If your organization is building RAG pipelines that need to do more than simple Q&A, or if your engineers spend hours on analysis tasks that follow predictable patterns, Agent Composer is worth evaluating. The $25 free tier makes it low-risk to prototype. The real question is whether the jointly optimized approach delivers enough accuracy improvement over open-source alternatives to justify the platform lock-in.

For teams already deep into LangChain or LlamaIndex: watch the benchmarks. If Contextual AI’s factuality advantage holds across more diverse workloads, the “build vs. buy” math changes fast.

Frequently Asked Questions

What is Contextual AI Agent Composer?

Agent Composer is an enterprise platform from Contextual AI that turns RAG pipelines into production-grade AI agents. It provides pre-built templates, a natural language builder, and a visual canvas for creating agents that automate knowledge-intensive tasks like root-cause analysis, compliance checking, and technical research.

Who founded Contextual AI and what is their connection to RAG?

Contextual AI was founded by Douwe Kiela and Amanpreet Singh, both former researchers at Meta AI (FAIR).
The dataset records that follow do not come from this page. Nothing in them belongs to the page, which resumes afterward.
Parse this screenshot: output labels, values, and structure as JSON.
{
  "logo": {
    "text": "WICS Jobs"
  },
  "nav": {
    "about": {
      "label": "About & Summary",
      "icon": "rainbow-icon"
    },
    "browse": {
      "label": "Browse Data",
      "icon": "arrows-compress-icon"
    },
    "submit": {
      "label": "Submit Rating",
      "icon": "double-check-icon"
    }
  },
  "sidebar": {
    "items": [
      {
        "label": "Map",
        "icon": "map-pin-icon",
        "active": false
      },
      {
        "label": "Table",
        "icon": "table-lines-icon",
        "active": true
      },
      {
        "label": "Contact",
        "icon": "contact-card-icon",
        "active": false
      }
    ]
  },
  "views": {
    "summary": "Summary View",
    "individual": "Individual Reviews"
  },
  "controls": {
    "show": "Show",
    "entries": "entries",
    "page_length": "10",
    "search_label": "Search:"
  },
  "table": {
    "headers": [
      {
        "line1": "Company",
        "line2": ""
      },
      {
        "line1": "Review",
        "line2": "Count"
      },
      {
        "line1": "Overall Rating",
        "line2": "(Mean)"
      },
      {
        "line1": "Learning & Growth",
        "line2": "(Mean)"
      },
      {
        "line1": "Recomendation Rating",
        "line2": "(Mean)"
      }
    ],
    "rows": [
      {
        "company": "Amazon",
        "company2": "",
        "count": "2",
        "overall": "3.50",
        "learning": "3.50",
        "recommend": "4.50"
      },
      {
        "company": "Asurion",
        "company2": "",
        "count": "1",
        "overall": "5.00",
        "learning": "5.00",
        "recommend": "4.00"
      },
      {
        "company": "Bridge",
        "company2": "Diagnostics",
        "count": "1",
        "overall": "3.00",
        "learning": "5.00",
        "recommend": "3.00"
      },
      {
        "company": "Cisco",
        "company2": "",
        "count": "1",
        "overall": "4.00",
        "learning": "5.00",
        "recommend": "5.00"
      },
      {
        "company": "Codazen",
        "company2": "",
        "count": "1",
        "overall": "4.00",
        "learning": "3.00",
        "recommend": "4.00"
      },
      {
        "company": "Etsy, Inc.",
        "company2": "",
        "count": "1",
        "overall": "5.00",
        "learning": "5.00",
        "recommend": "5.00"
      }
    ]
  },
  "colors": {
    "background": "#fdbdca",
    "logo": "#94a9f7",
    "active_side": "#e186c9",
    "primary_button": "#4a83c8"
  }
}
Kiela led the team that published the original RAG paper in 2020, which introduced retrieval-augmented generation as a technique for grounding LLM outputs in external knowledge. The company has raised approximately $100M in funding.

How does Agent Composer compare to LangChain and LlamaIndex?

Unlike LangChain and LlamaIndex, which are open-source frameworks where you assemble components from different providers, Agent Composer jointly optimizes all pipeline components (retrieval, reranking, generation, evaluation) as a single system. This produces higher factuality scores (88% on FACTS benchmark). It also ships with SOC2 Type II, HIPAA compliance, and VPC deployment out of the box.

What are the real-world performance results of Agent Composer?

Production deployments show significant time savings: one manufacturer reduced root-cause analysis from 8 hours to 20 minutes, a logistics provider achieved 60x faster issue resolution, and Qualcomm deployed it across thousands of engineers handling tens of thousands of annual support cases.

How much does Contextual AI Agent Composer cost?

The self-serve tier starts with $25 in free credits. Pay-as-you-go pricing includes $3 per 1,000 pages for text parsing, $0.05 per million tokens for reranking, and $3/$15 per million input/output tokens for generation. Enterprise pricing requires contacting sales.